Uplifting, 2015, digital video

Photo from CBC review: http://www.cbc.ca/beta/arts/dana-claxton-wants-to-change-the-way-you-think-about-indigenous-women-1.3403600
Uplifting, 2015, Photo from CBC review: http://www.cbc.ca/beta/arts/dana-claxton-wants-to-change-the-way-you-think-about-indigenous-women-1.3403600

In particular, I discussed my experience of her film performance Uplifting, which I found to have had quite a resonating effect for me through the motions made by the Indigenous woman performing in it. The film was set up next to the entrance of the gallery and featured a spotlight cutting across the screen horizontally in the center. A woman dressed in a red jumpsuit appeared from the left side, slowly crawling in on her hands and knees. She moved in a pattern of putting her left hand down, then pulling her right knee forward, lifting up her right hand and placing it down on the ground, followed by her left leg dragging in from behind. The whole time she moved, she appeared to be struggling and in pain, but she seemed empowered by a determination to keep going despite her weakness. Her movement can be related to Karyn Recollet’s notion of the ‘in between spaces’ and ‘Indigenous Motion’ that she describes in our readings “For Sisters” and “Dancing ‘Between the Break Beats’: Contemporary Indigenous Thought and Cultural Expression Through Hip-Hop”, of which she states as spaces that are “linked to an impulse that forms the base of all movement and creation” as a way to release the weight of colonialism felt within one’s body (420). The slow pauses of the woman picking her body back up into motion between her sudden dropping of hands and legs back onto the ground as she completes each step seems to illustrate this idea.
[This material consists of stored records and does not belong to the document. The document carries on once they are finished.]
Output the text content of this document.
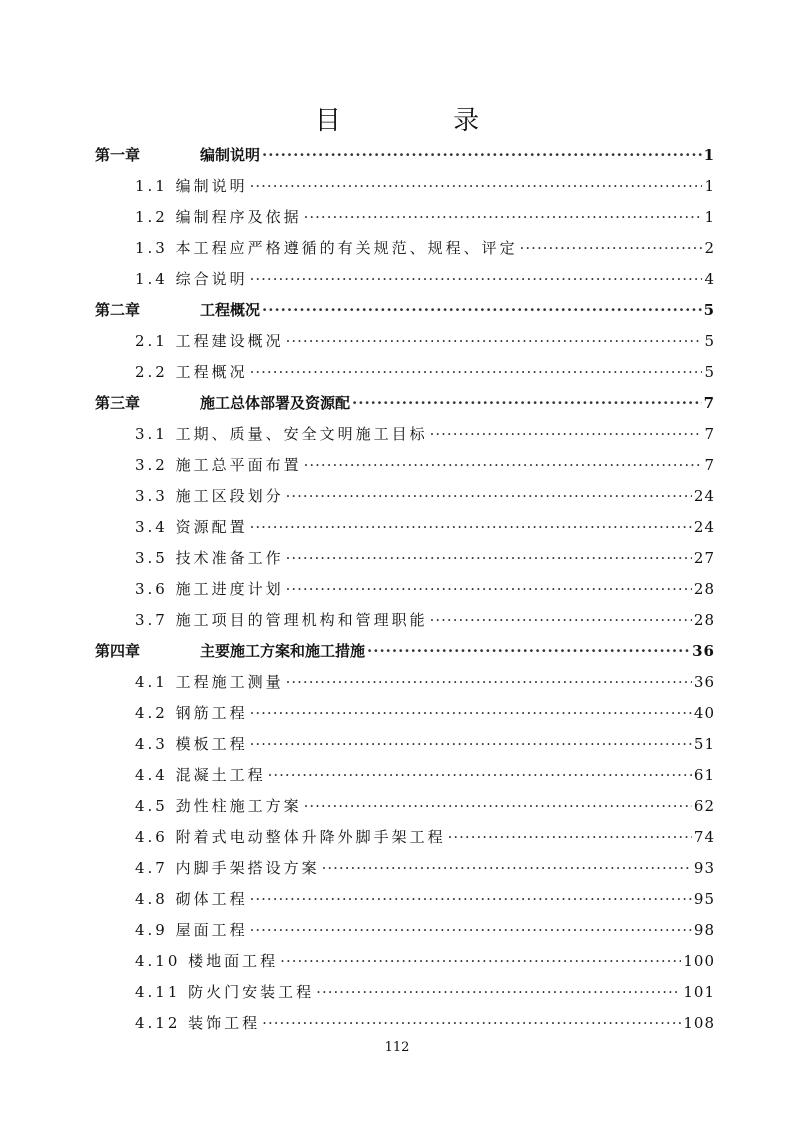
目 录
第一章	编制说明 ·····	1
1.1 编制说明 ·····	1
1.2 编制程序及依据 ·····	1
1.3 本工程应严格遵循的有关规范、规程、评定 ·····	2
1.4 综合说明 ·····	4
第二章	工程概况 ·····	5
2.1 工程建设概况 ·····	5
2.2 工程概况 ·····	5
第三章	施工总体部署及资源配 ·····	7
3.1 工期、质量、安全文明施工目标 ·····	7
3.2 施工总平面布置 ·····	7
3.3 施工区段划分 ·····	24
3.4 资源配置 ·····	24
3.5 技术准备工作 ·····	27
3.6 施工进度计划 ·····	28
3.7 施工项目的管理机构和管理职能 ·····	28
第四章	主要施工方案和施工措施 ·····	36
4.1 工程施工测量 ·····	36
4.2 钢筋工程 ·····	40
4.3 模板工程 ·····	51
4.4 混凝土工程 ·····	61
4.5 劲性柱施工方案 ·····	62
4.6 附着式电动整体升降外脚手架工程 ·····	74
4.7 内脚手架搭设方案 ·····	93
4.8 砌体工程 ·····	95
4.9 屋面工程 ·····	98
4.10 楼地面工程 ·····	100
4.11 防火门安装工程 ·····	101
4.12 装饰工程 ·····	108
112
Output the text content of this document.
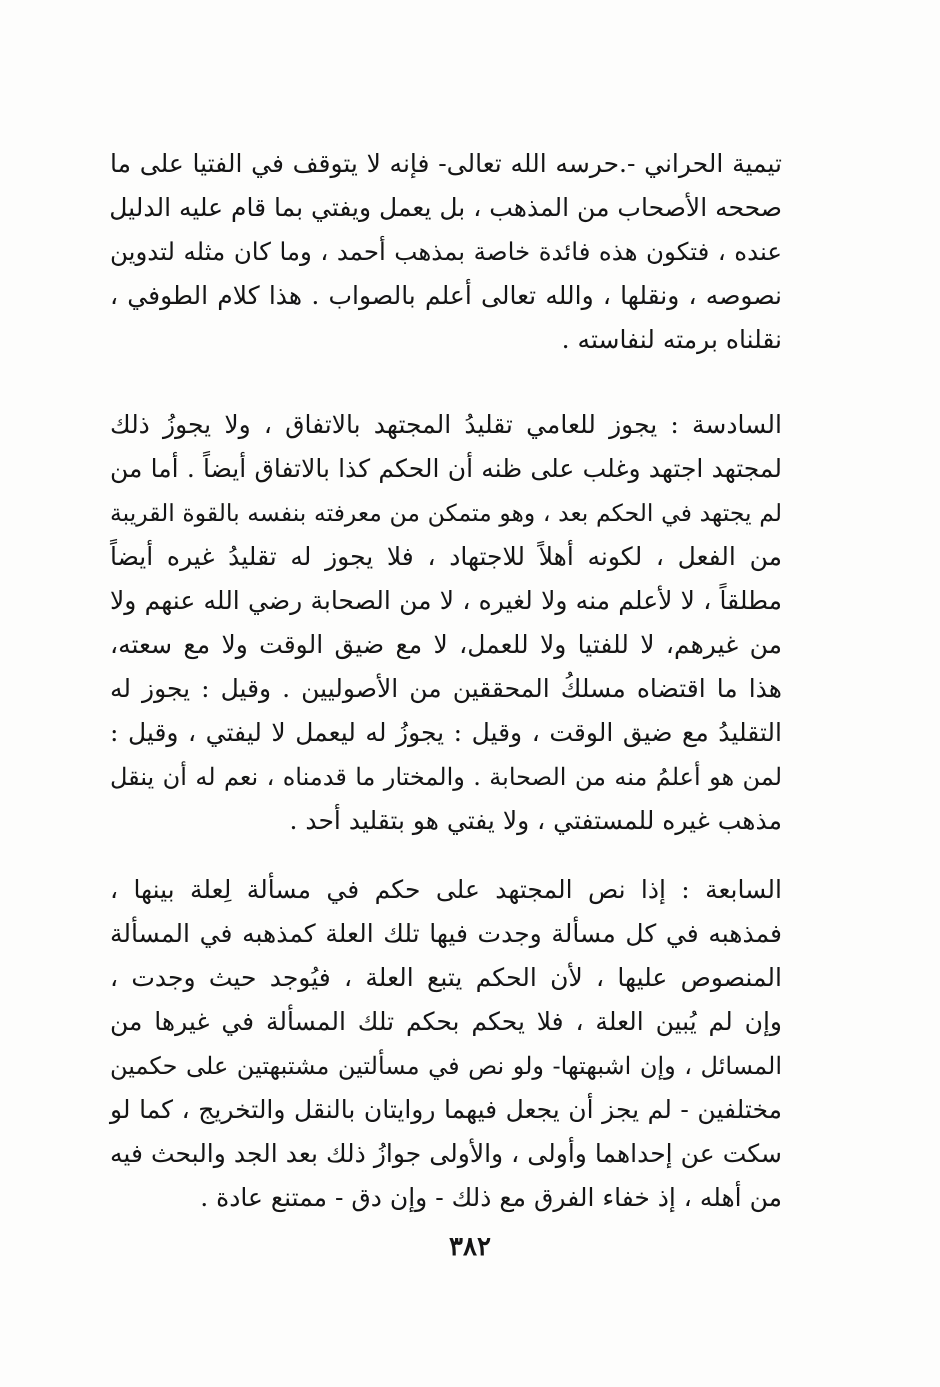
تيمية الحراني -.حرسه الله تعالى- فإنه لا يتوقف في الفتيا على ما
صححه الأصحاب من المذهب ، بل يعمل ويفتي بما قام عليه الدليل
عنده ، فتكون هذه فائدة خاصة بمذهب أحمد ، وما كان مثله لتدوين
نصوصه ، ونقلها ، والله تعالى أعلم بالصواب . هذا كلام الطوفي ،
نقلناه برمته لنفاسته .
السادسة : يجوز للعامي تقليدُ المجتهد بالاتفاق ، ولا يجوزُ ذلك
لمجتهد اجتهد وغلب على ظنه أن الحكم كذا بالاتفاق أيضاً . أما من
لم يجتهد في الحكم بعد ، وهو متمكن من معرفته بنفسه بالقوة القريبة
من الفعل ، لكونه أهلاً للاجتهاد ، فلا يجوز له تقليدُ غيره أيضاً
مطلقاً ، لا لأعلم منه ولا لغيره ، لا من الصحابة رضي الله عنهم ولا
من غيرهم، لا للفتيا ولا للعمل، لا مع ضيق الوقت ولا مع سعته،
هذا ما اقتضاه مسلكُ المحققين من الأصوليين . وقيل : يجوز له
التقليدُ مع ضيق الوقت ، وقيل : يجوزُ له ليعمل لا ليفتي ، وقيل :
لمن هو أعلمُ منه من الصحابة . والمختار ما قدمناه ، نعم له أن ينقل
مذهب غيره للمستفتي ، ولا يفتي هو بتقليد أحد .
السابعة : إذا نص المجتهد على حكم في مسألة لِعلة بينها ،
فمذهبه في كل مسألة وجدت فيها تلك العلة كمذهبه في المسألة
المنصوص عليها ، لأن الحكم يتبع العلة ، فيُوجد حيث وجدت ،
وإن لم يُبين العلة ، فلا يحكم بحكم تلك المسألة في غيرها من
المسائل ، وإن اشبهتها- ولو نص في مسألتين مشتبهتين على حكمين
مختلفين - لم يجز أن يجعل فيهما روايتان بالنقل والتخريج ، كما لو
سكت عن إحداهما وأولى ، والأولى جوازُ ذلك بعد الجد والبحث فيه
من أهله ، إذ خفاء الفرق مع ذلك - وإن دق - ممتنع عادة .
٣٨٢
As the woman reached the end of the right side of the screen, she collapsed down from her hand and knees onto her stomach, rolling over on her side into a fetal position. She turned over onto her back, breathing heavily, and started tugging at the red jumpsuit material on her chest. Her pulling of the fabric became more aggressive, acting as a moment of climax within the performance, until she suddenly was able to use this force to sit right up into a V-shape position with her legs pointing outwards. She paused to catch her breath, and then slowly starts pulling out a cultural belonging that appeared to be a neck piece of a fringed pouch out of her chest. She slowly rolled up to stand with the neck piece, until she became grounded in her stance as she raised it above her head. This journey the woman undertook and her moment of overcoming her struggle seems to further illustrate Recollet’s explanation of ‘Indigenous motion’, which she views as the idea that there are portals into other worlds where one can connect with to undergo a transformation of self-identity (418).

 

Dirt Worshipper, 2015

Dirt Worshipper, 2015, Photo: Rebecca Ou
Dirt Worshipper, 2015, Photo: Rebecca Ou

As another performance example of Claxton’s work apart from her Made To Be Ready exhibition, I introduced Dirt Worshipper, a live performance I got to see at the Slippery Terms faculty exhibition held at the AHVA Gallery on campus last September 2015. In this work, Claxton performed repetitive actions of ripping the fabric of a large printed sign that read ‘Dirt Worshipper’ in bold purple letters with a vibrant teal background up on the wall at the back of the gallery. She progressed in a linear direction from left to right, ripping a strip of the fabric in intervals of eight with her hands. It made a tearing sound that seems to resonate as another form of pulsation with the ‘in between beats’ that Recollet discussed taking place. In keep with her practice, this work was an act of engaging with cultural racism and the releasing of terms such as ‘Dirt Worshipper’ that have been imposed as stereotypes onto Indigenous peoples.

 

Thinking about digital media, performance, and cultural belongings:

How might the use of mediation in Claxton’s exhibition through the projected video, illuminated lightboxes, and theatrical lighting in the exhibition space extend or diminish the performativity and liveliness of the cultural belongings? Since this was not a live performance, how might this alter or affect our experience of the cultural belongings as a ‘lived force’?